Assistance System with Cascaded Pick-to-light Modules

KEB Automation optimized four workstations with an assistance system for manual order picking – intuitively guided using a ready-to-connect pick-to-light solution from Turck

In order to increase quality and efficiency with manual order picking tasks, KEB Automation tested a light-controlled assistance system on a packaging workstation. Turck provided the drive and control technology supplier with a pick-to-light solution based on the PTL110 series from its optical sensor partner Banner Engineering. The ready to connect complete package consisting of power supply, connection cables and bus-compatible PTL modules, such as lights, touch buttons or sensors impressed with its easy installation and wireless communication at selected points. At its headquarters in Barntrup, KEB is now already using the system at four packaging stations. The assembly area is the next plant section to also be optimized.

  • The PTL system guides employees intuitively and digitally through the packaging process

  • The software brings illustrated instructions onto the screen

  • The user interface of the program provides employees with instructions about the next work step

  • Thanks to the Modbus-compatible protocol, the PTL110 touch buttons can be cascaded easily

  • Where the PTL system cannot be connected by cable, DX80 radio modules solve the problem

  • The PTL110 modules in remote loading areas are connected wirelessly to the overall system

  • Devices like these frequency inverters are packed at KEB with the help of specific material plans

  • Phillip Hannesen, project engineer in electronics manufacturing at KEB in Barntrup.

Bus-capable system instead of cable bunches

Thanks to their in-house expertise, KEB programmed a computer-supported user interface for touch monitors and then looked for the right pick-to-light solution with illuminated touch buttons or sensors.
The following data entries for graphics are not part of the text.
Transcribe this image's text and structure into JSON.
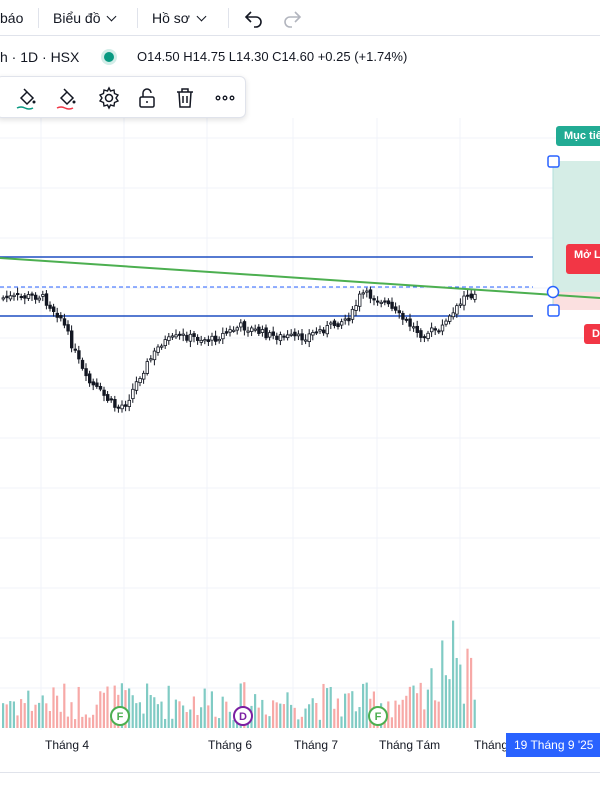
{
  "toolbar": {
    "alerts_label": "báo",
    "chart_label": "Biểu đồ",
    "profile_label": "Hồ sơ"
  },
  "legend": {
    "symbol": "h · 1D · HSX",
    "ohlc": "O14.50 H14.75 L14.30 C14.60 +0.25 (+1.74%)",
    "up_color": "#089981",
    "down_color": "#f23645"
  },
  "drawing_toolbar": {
    "icons": [
      "paint-bucket-icon",
      "paint-bucket-icon",
      "gear-icon",
      "lock-open-icon",
      "trash-icon",
      "more-icon"
    ]
  },
  "position_tool": {
    "target_label": "Mục tiê",
    "open_label": "Mở L",
    "stop_label": "D"
  },
  "time_axis": {
    "labels": [
      "Tháng 4",
      "Tháng 6",
      "Tháng 7",
      "Tháng Tám",
      "Tháng"
    ],
    "cursor_date": "19 Tháng 9 '25"
  },
  "events": {
    "markers": [
      "F",
      "D",
      "F"
    ]
  },
  "colors": {
    "accent": "#2962ff",
    "trend_line": "#4caf50",
    "horizontal_lines": "#1e4fc2",
    "volume_up": "#80cbc4",
    "volume_down": "#f7a9a7",
    "target_zone": "#d5ede6",
    "stop_zone": "#fbe0e0",
    "marker_f": "#4caf50",
    "marker_d": "#7b1fa2"
  }
}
First results: “We definitely wanted to use bus-compatible components to reduce the installation effort at workstations with many compartments. Otherwise we would have had real bunches of cables on the shelves,” explains Phillip Hannesen, project engineer in electronics manufacturing at KEB. The market launch of the PTL110 series from Turck's optoelectronics partner Banner Engineering therefore came exactly at the right time – cascadable individual devices with a multifunctional indication, optional touch button, optical sensor and alphanumeric display. The modules communicate with each other via a Modbus-compatible protocol.

Complete package, ready-to-connect

Turck developed a ready-to-connect complete package for the easy onsite integration of the PTL devices, supplied by compact IP67 switched-mode power supply units and connected at both ends by pre-assembled cables plus a plug connector and Y splitter for feeding in the power supply at specific locations. An RS485-USB converter provides the connection to the computer. The new technical possibilities enabled KEB to constantly further develop the assistance system and the company's employees were also included in the development process from the start.

Acknowledgement by touch or optical sensor

Employees start an operation by scanning in a device serial number. The associated SAP work plan appears automatically on the screens, and a type label is likewise printed automatically and the material list called. While the monitors show illustrated instructions, a PTL110 module indicates the route to the corresponding removal point. In this case, it lights up in green with a momentary yellow flashing as soon as the pick is acknowledged via the capacitive touch button. Different processes take place in the loading zone, where pallets are placed on low stands and the PTL devices are not therefore mounted at head height. “We got the idea from the fact that the tailgates of several cars can be opened with a foot movement,” Hannesen recalls. KEB engineers therefore chose PTL modules with contactless detection for the collection points. Employees now carefully put down the packages with both hands and just have to place a foot underneath the optical sensor as an acknowledgement.

Wireless communication for remote areas

The pilot project involved crossing a forklift truck route between a core work zone and another location for goods ready for shipment. Instead of the labor-intensive cabling of the PTL modules over several meters, the East Westphalian specialists used a wireless connection with Banner's DX80 wireless system. Transmitter and receiver were installed within 30 minutes. “Plug and play” was the answer here, Hannesen explained. The wireless solution has already made an impression with KEB colleagues in the USA, who tested a mobile order picking station with 60 pick-to-light modules. Wireless communication would also be considered in future for combining an assistance system and intralogistic factory vehicles.